Pensions & Investments' round table on investment outsourcing revealed such little-known facts as how much investment discretion clients retain, how investment committee governance and functions are changing, and how little performance transparency exists.
P&I convened the round table last month in New York because investment outsourcing — also known as implemented consulting, discretionary management and outsourced solutions — has evolved from an obscure niche occupied by a handful of small players to one of the investment management industry's fastest-growing segments.
• Kevin P. Quirk, founding partner and principal of Casey, Quirk & Associates LLC, Darien, Conn., a consultant to money managers;
• Jay Gepfert, senior consultant at New England Retirement Consultants LLC, Boston, which evaluates investment out-sourcers for institutional investors;
• Jonathan J. Hirtle, CEO of Hirtle, Callaghan & Co., West Conshohocken, Pa., which manages $20 billion in portfolio outsourcing strategies;
• R. Bruce Myers, managing director of consultant Cambridge Associates LLC, Boston, which manages $105 billion in outsourced strategies;
• Christopher Delaney, associate treasurer-finance and administration at Gettysburg College, Gettysburg, Pa.; and
• George K. Mateyo II, senior director of investments at the Cleveland Clinic Foundation, Cleveland.
Investment outsourcing still is at “a very early ... stage. There has been a tremendous amount of growth, especially in the last couple of years,” Mr. Quirk said.
That growth, fueled by the prospect of billions of institutional investment dollars seeking total portfolio management help, resulted in about 40 firms now offering that assistance.
“The number (of outsourcers) has grown dramatically in the last 10 years,” Mr. Gepfert agreed.

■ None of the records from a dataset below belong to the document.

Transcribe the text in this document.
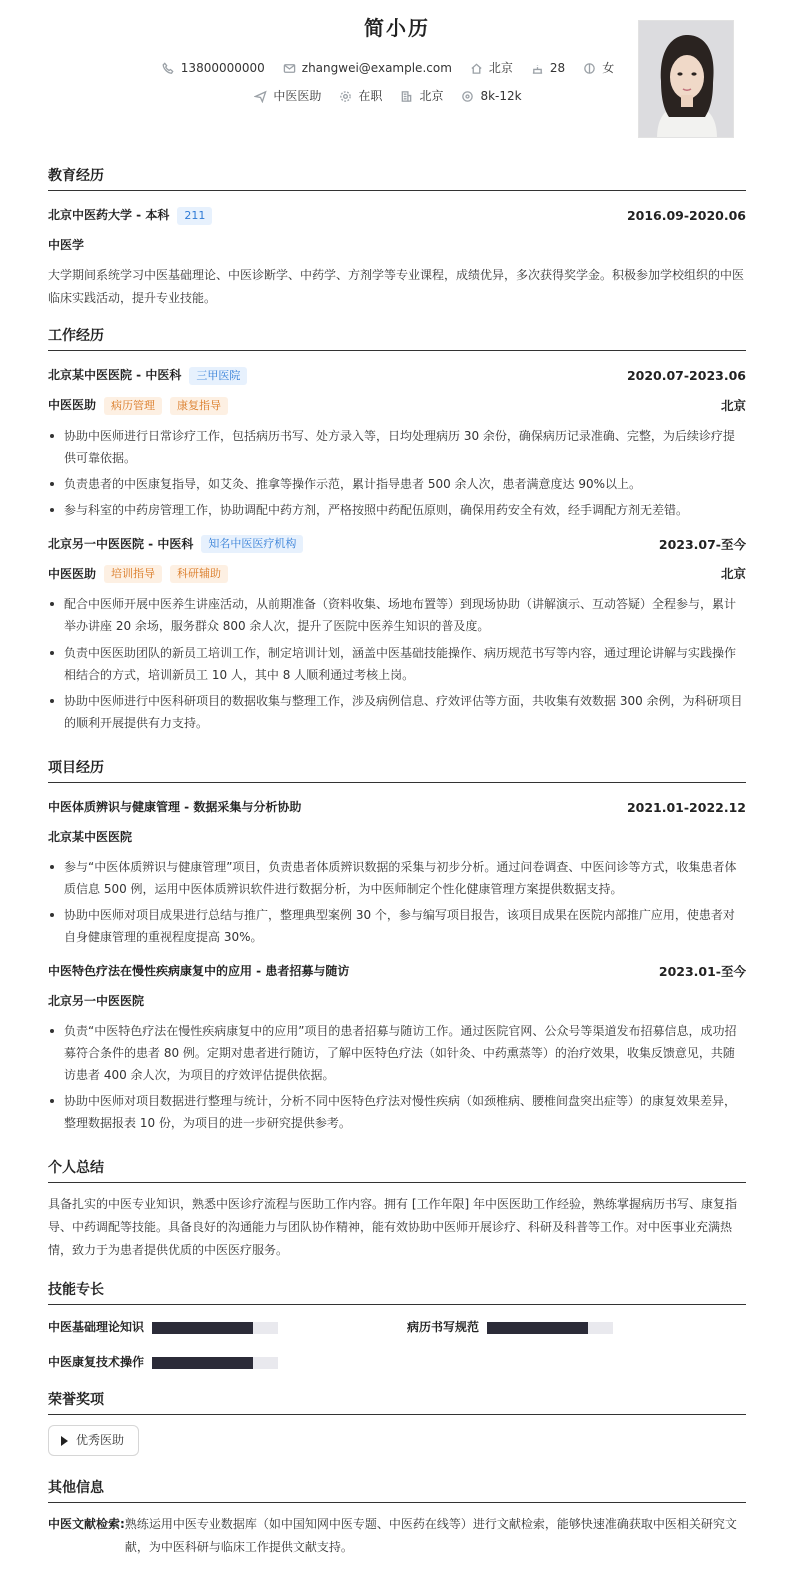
简小历
13800000000	zhangwei@example.com	北京	28	女
中医医助	在职	北京	8k-12k
教育经历
北京中医药大学 - 本科	211	2016.09-2020.06
中医学
大学期间系统学习中医基础理论、中医诊断学、中药学、方剂学等专业课程，成绩优异，多次获得奖学金。积极参加学校组织的中医临床实践活动，提升专业技能。
工作经历
北京某中医医院 - 中医科	三甲医院	2020.07-2023.06
中医医助	病历管理	康复指导	北京
协助中医师进行日常诊疗工作，包括病历书写、处方录入等，日均处理病历 30 余份，确保病历记录准确、完整，为后续诊疗提供可靠依据。
负责患者的中医康复指导，如艾灸、推拿等操作示范，累计指导患者 500 余人次，患者满意度达 90%以上。
参与科室的中药房管理工作，协助调配中药方剂，严格按照中药配伍原则，确保用药安全有效，经手调配方剂无差错。
北京另一中医医院 - 中医科	知名中医医疗机构	2023.07-至今
中医医助	培训指导	科研辅助	北京
配合中医师开展中医养生讲座活动，从前期准备（资料收集、场地布置等）到现场协助（讲解演示、互动答疑）全程参与，累计举办讲座 20 余场，服务群众 800 余人次，提升了医院中医养生知识的普及度。
负责中医医助团队的新员工培训工作，制定培训计划，涵盖中医基础技能操作、病历规范书写等内容，通过理论讲解与实践操作相结合的方式，培训新员工 10 人，其中 8 人顺利通过考核上岗。
协助中医师进行中医科研项目的数据收集与整理工作，涉及病例信息、疗效评估等方面，共收集有效数据 300 余例，为科研项目的顺利开展提供有力支持。
项目经历
中医体质辨识与健康管理 - 数据采集与分析协助	2021.01-2022.12
北京某中医医院
参与“中医体质辨识与健康管理”项目，负责患者体质辨识数据的采集与初步分析。通过问卷调查、中医问诊等方式，收集患者体质信息 500 例，运用中医体质辨识软件进行数据分析，为中医师制定个性化健康管理方案提供数据支持。
协助中医师对项目成果进行总结与推广，整理典型案例 30 个，参与编写项目报告，该项目成果在医院内部推广应用，使患者对自身健康管理的重视程度提高 30%。
中医特色疗法在慢性疾病康复中的应用 - 患者招募与随访	2023.01-至今
北京另一中医医院
负责“中医特色疗法在慢性疾病康复中的应用”项目的患者招募与随访工作。通过医院官网、公众号等渠道发布招募信息，成功招募符合条件的患者 80 例。定期对患者进行随访，了解中医特色疗法（如针灸、中药熏蒸等）的治疗效果，收集反馈意见，共随访患者 400 余人次，为项目的疗效评估提供依据。
协助中医师对项目数据进行整理与统计，分析不同中医特色疗法对慢性疾病（如颈椎病、腰椎间盘突出症等）的康复效果差异，整理数据报表 10 份，为项目的进一步研究提供参考。
个人总结
具备扎实的中医专业知识，熟悉中医诊疗流程与医助工作内容。拥有 [工作年限] 年中医医助工作经验，熟练掌握病历书写、康复指导、中药调配等技能。具备良好的沟通能力与团队协作精神，能有效协助中医师开展诊疗、科研及科普等工作。对中医事业充满热情，致力于为患者提供优质的中医医疗服务。
技能专长
中医基础理论知识	病历书写规范
中医康复技术操作
荣誉奖项
优秀医助
其他信息
中医文献检索: 熟练运用中医专业数据库（如中国知网中医专题、中医药在线等）进行文献检索，能够快速准确获取中医相关研究文献，为中医科研与临床工作提供文献支持。
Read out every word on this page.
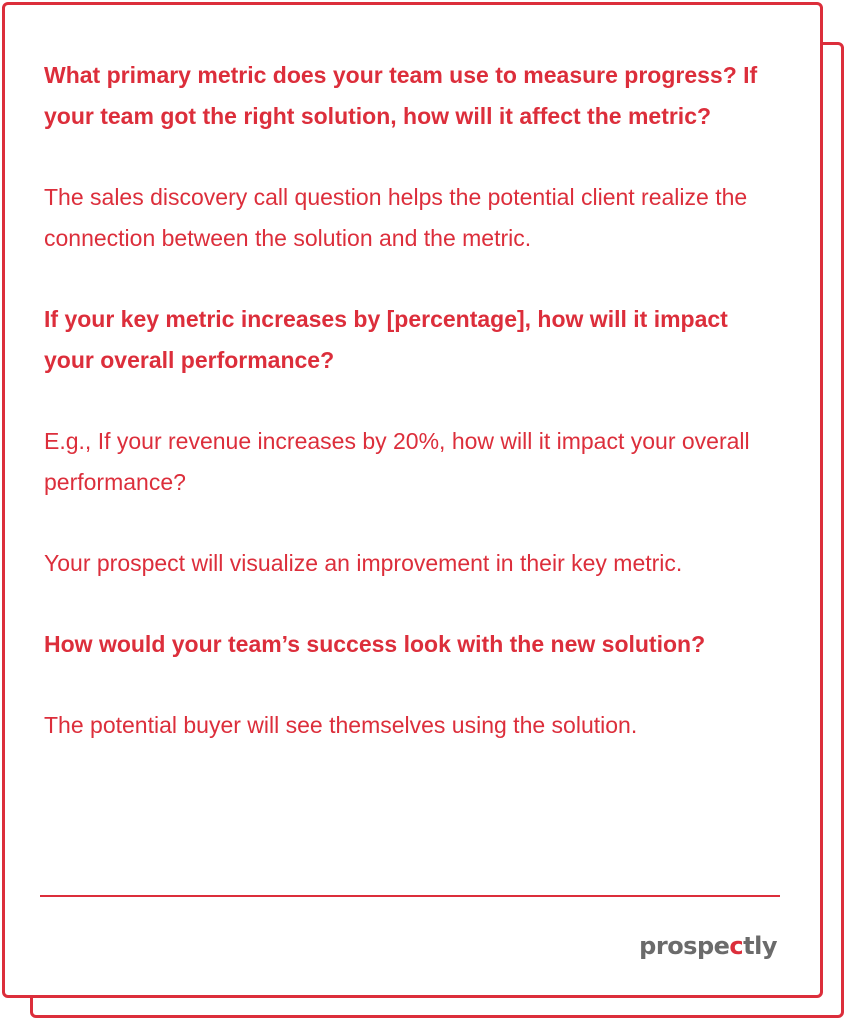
What primary metric does your team use to measure progress? If your team got the right solution, how will it affect the metric?

The sales discovery call question helps the potential client realize the connection between the solution and the metric.

If your key metric increases by [percentage], how will it impact your overall performance?

E.g., If your revenue increases by 20%, how will it impact your overall performance?

Your prospect will visualize an improvement in their key metric.

How would your team’s success look with the new solution?

The potential buyer will see themselves using the solution.

prospectly
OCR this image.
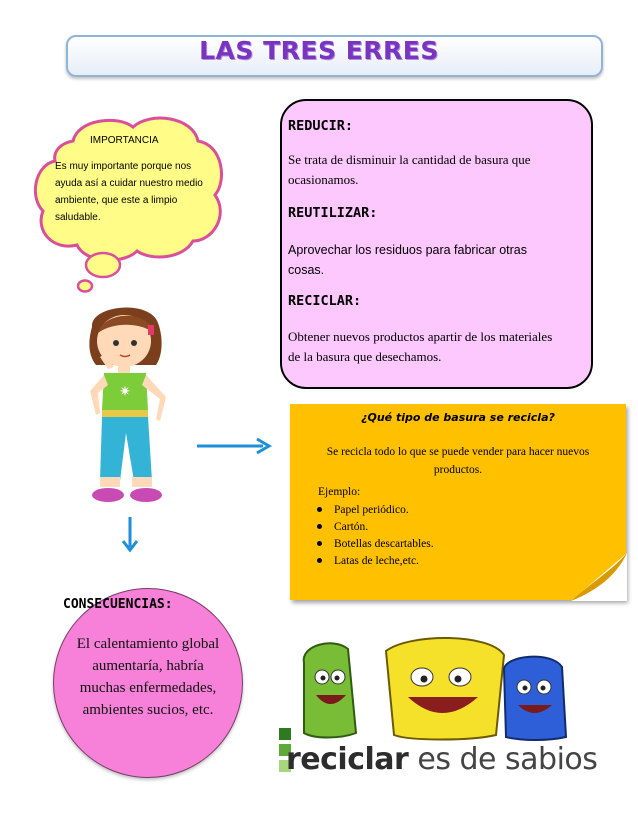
LAS TRES ERRES
IMPORTANCIA
Es muy importante porque nos ayuda así a cuidar nuestro medio ambiente, que este a limpio saludable.
REDUCIR:
Se trata de disminuir la cantidad de basura que ocasionamos.
REUTILIZAR:
Aprovechar los residuos para fabricar otras cosas.
RECICLAR:
Obtener nuevos productos apartir de los materiales de la basura que desechamos.
✷
¿Qué tipo de basura se recicla?
Se recicla todo lo que se puede vender para hacer nuevos productos.
Ejemplo:
Papel periódico.
Cartón.
Botellas descartables.
Latas de leche,etc.
CONSECUENCIAS:
El calentamiento global aumentaría, habría muchas enfermedades, ambientes sucios, etc.
reciclar es de sabios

Mr. Quirk listed three reasons for the growth: “the fact that the capital market conditions have been as challenging as they've ever been;” “resources (people and budgets) — if you look at the resources that institutional investors have at their disposal ... generally there's been a downward trend in the ability to put stuff against the investment problem;” and a “much more complex landscape for investors to navigate” because of the increased interest in alternative investments.
Said Mr. Hirtle: “In the 30 years I've been in the business, complexity has really skyrocketed and governance (has been) pretty much the same. If you look at a quarterly (investment committee) meeting, it's really sort of the same people who were there 30 years ago, except these are their kids ... they are asking the same questions ... and yet the challenge is dramatically more complex... and the complexity is not going to stop.”
He added that complexity “implies that to have a fully staffed investment department is a bigger challenge than it used to be. So right when you're cutting staff, you actually need to be adding staff. ... So it's hard. It takes a lot of money to amortize all that diverse capability.”